По плите стекает дождевая капля, похожая на слезу, и только тогда я понимаю, что и сама все-таки уже плачу:
- Знаешь, папа, я бы хотела тебя познакомить с Владом. Он бы тебе понравился. Он заботился обо мне, почти как ты. Жаль, что вы оба покинули меня так рано…
С детства меня воспитывал отец. Сначала мама постоянно была в разъездах: репетиции, концерты, гастроли… Потом она и вовсе решила, что семейная жизнь не для нее. Где теперь Лиля певчая? Меньше всех об этом, наверное, знает ее собственная дочь. Впрочем, не важно. Она выбрала свою судьбу. Это ее право.

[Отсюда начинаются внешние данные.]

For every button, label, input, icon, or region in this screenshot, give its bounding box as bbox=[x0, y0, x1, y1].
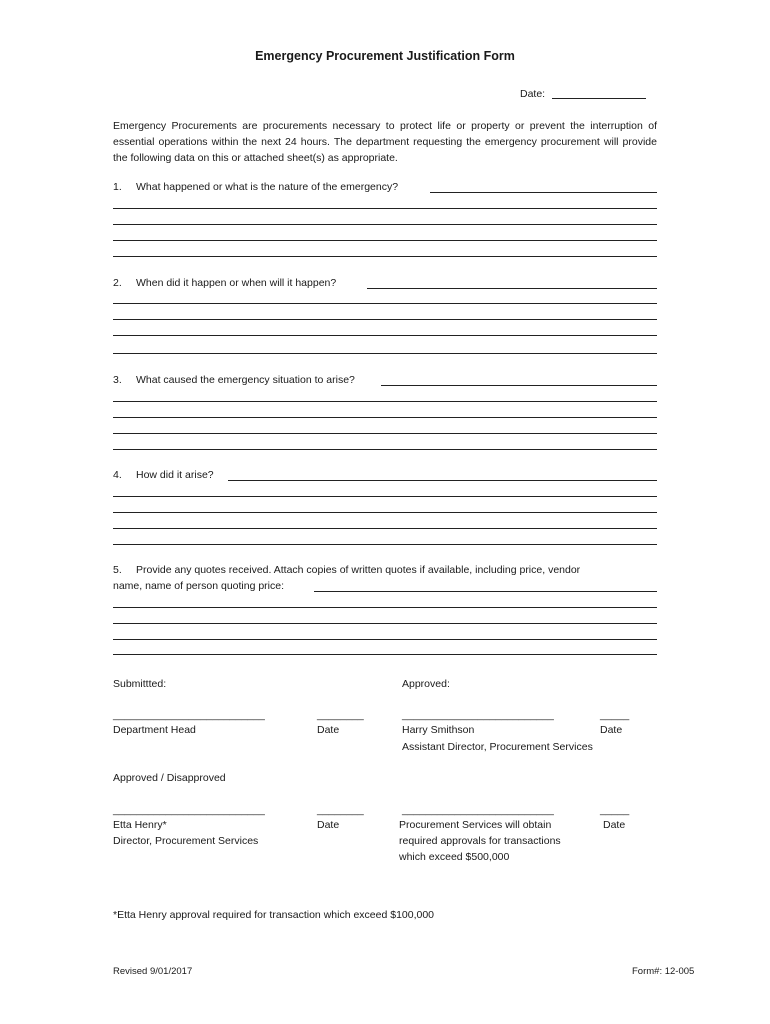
answer-1-line-1[interactable] bbox=[113, 208, 657, 209]
question-2 bbox=[113, 277, 336, 289]
procurement-date-line[interactable]: _____ bbox=[600, 804, 630, 816]
harry-signature-line[interactable]: __________________________ bbox=[402, 709, 554, 721]
form-number: Form#: 12-005 bbox=[632, 966, 695, 977]
answer-5-line-2[interactable] bbox=[113, 623, 657, 624]
procurement-note-line-2: required approvals for transactions bbox=[399, 835, 561, 847]
answer-2-line-2[interactable] bbox=[113, 319, 657, 320]
date-label: Date bbox=[317, 819, 340, 831]
answer-3-line-1[interactable] bbox=[113, 401, 657, 402]
answer-1-line-0[interactable] bbox=[430, 192, 657, 193]
answer-5-line-1[interactable] bbox=[113, 607, 657, 608]
form-title: Emergency Procurement Justification Form bbox=[255, 49, 515, 63]
answer-3-line-3[interactable] bbox=[113, 433, 657, 434]
question-4 bbox=[113, 469, 214, 481]
dept-head-signature-line[interactable]: __________________________ bbox=[113, 709, 265, 721]
question-text: What caused the emergency situation to arise? bbox=[136, 374, 355, 386]
procurement-note-line-3: which exceed $500,000 bbox=[399, 851, 510, 863]
date-label: Date bbox=[603, 819, 626, 831]
harry-title: Assistant Director, Procurement Services bbox=[402, 741, 593, 753]
procurement-signature-line[interactable]: __________________________ bbox=[402, 804, 554, 816]
date-field[interactable] bbox=[552, 98, 646, 99]
answer-2-line-4[interactable] bbox=[113, 353, 657, 354]
answer-1-line-2[interactable] bbox=[113, 224, 657, 225]
footnote: *Etta Henry approval required for transaction which exceed $100,000 bbox=[113, 909, 435, 921]
question-text: Provide any quotes received. Attach copies of written quotes if available, including price, vendor bbox=[136, 564, 581, 576]
answer-1-line-3[interactable] bbox=[113, 240, 657, 241]
question-1 bbox=[113, 181, 398, 193]
answer-3-line-4[interactable] bbox=[113, 449, 657, 450]
answer-4-line-3[interactable] bbox=[113, 528, 657, 529]
question-number: 4. bbox=[113, 469, 122, 481]
question-text: What happened or what is the nature of the emergency? bbox=[136, 181, 399, 193]
procurement-note-line-1: Procurement Services will obtain bbox=[399, 819, 552, 831]
question-number: 5. bbox=[113, 564, 122, 576]
harry-name: Harry Smithson bbox=[402, 724, 475, 736]
date-label: Date: bbox=[520, 88, 546, 100]
answer-2-line-0[interactable] bbox=[367, 288, 657, 289]
question-5-continued: name, name of person quoting price: bbox=[113, 580, 285, 592]
question-3 bbox=[113, 374, 355, 386]
intro-paragraph: Emergency Procurements are procurements necessary to protect life or property or prevent the interruption of essential operations within the next 24 hours. The department requesting the emergency procurement will provide the following data on this or attached sheet(s) as appropriate. bbox=[113, 120, 657, 164]
answer-1-line-4[interactable] bbox=[113, 256, 657, 257]
dept-head-date-line[interactable]: ________ bbox=[317, 709, 364, 721]
date-label: Date bbox=[317, 724, 340, 736]
answer-4-line-0[interactable] bbox=[228, 480, 657, 481]
answer-3-line-2[interactable] bbox=[113, 417, 657, 418]
date-label: Date bbox=[600, 724, 623, 736]
answer-5-line-4[interactable] bbox=[113, 654, 657, 655]
answer-5-line-3[interactable] bbox=[113, 639, 657, 640]
dept-head-label: Department Head bbox=[113, 724, 196, 736]
etta-title: Director, Procurement Services bbox=[113, 835, 259, 847]
etta-signature-line[interactable]: __________________________ bbox=[113, 804, 265, 816]
question-number: 3. bbox=[113, 374, 122, 386]
answer-4-line-1[interactable] bbox=[113, 496, 657, 497]
question-5 bbox=[113, 564, 580, 576]
harry-date-line[interactable]: _____ bbox=[600, 709, 630, 721]
answer-4-line-4[interactable] bbox=[113, 544, 657, 545]
etta-name: Etta Henry* bbox=[113, 819, 167, 831]
revised-date: Revised 9/01/2017 bbox=[113, 966, 193, 977]
question-text: How did it arise? bbox=[136, 469, 214, 481]
question-text: When did it happen or when will it happen? bbox=[136, 277, 337, 289]
etta-date-line[interactable]: ________ bbox=[317, 804, 364, 816]
question-number: 1. bbox=[113, 181, 122, 193]
answer-5-line-0[interactable] bbox=[314, 591, 657, 592]
approved-label: Approved: bbox=[402, 678, 450, 690]
question-number: 2. bbox=[113, 277, 122, 289]
answer-4-line-2[interactable] bbox=[113, 512, 657, 513]
answer-3-line-0[interactable] bbox=[381, 385, 657, 386]
approved-disapproved-label: Approved / Disapproved bbox=[113, 772, 226, 784]
submitted-label: Submittted: bbox=[113, 678, 167, 690]
answer-2-line-1[interactable] bbox=[113, 303, 657, 304]
answer-2-line-3[interactable] bbox=[113, 335, 657, 336]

Когда мои подруги набивали синяк или умудрялись пораниться – они бежали к мамам. Те обрабатывали ранки и ругали за не девичье поведение. Я с такими бедами шла к отцу. И он, прижигая ссадины, заклеивая пластырем порезы, учил меня, как давать сдачи, как пользоваться ножом, как падать и как вставать… Он растил меня, как парня, но не забывал, что я девочка. Записал в секцию самообороны и танцевальный класс. Обсуждал со мной наряд на школьную вечеринку и водил в походы. Он был лучшим отцом на свете. А потом он умер.

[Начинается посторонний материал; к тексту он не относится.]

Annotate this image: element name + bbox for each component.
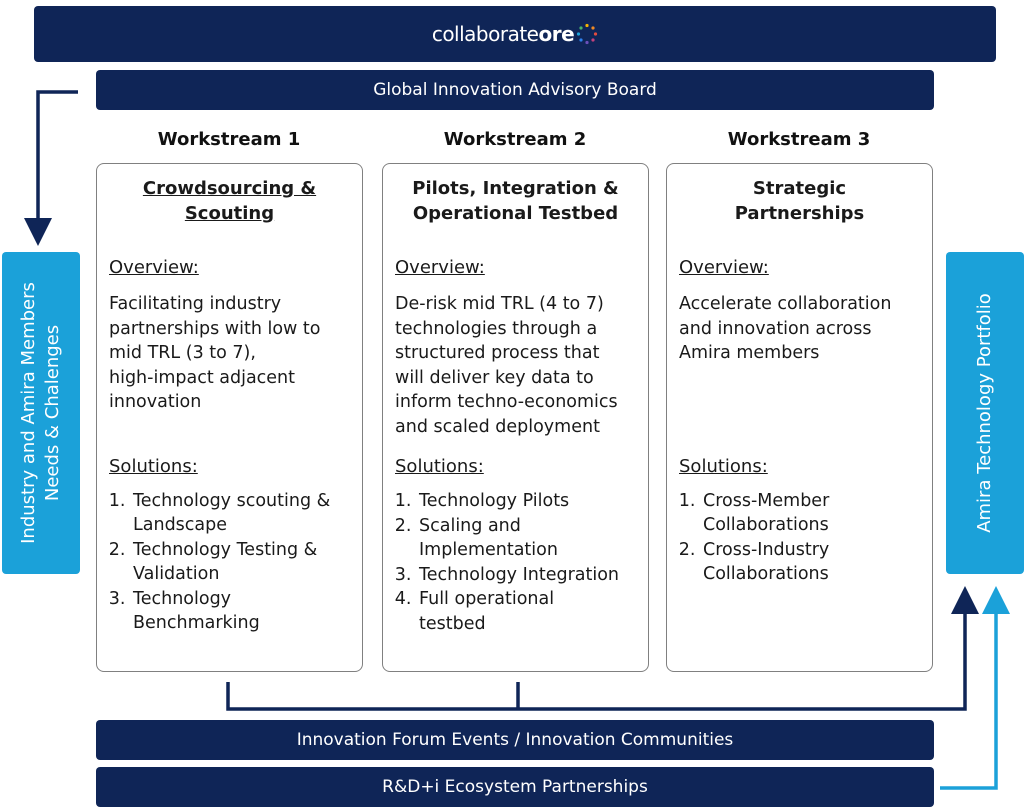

Его нет уже больше двух лет, но всякий раз, когда мне кажется, что моя жизнь летит под откос, я иду к нему. Сажусь и рассказываю все. И иногда мне кажется, что он действительно дает советы. По крайней мере, после таких визитов на кладбище мне становится легче, и проблемы решаются как-то сами собой. Пришла я к нему и сегодня, после того, как узнала, что моего Влада больше нет.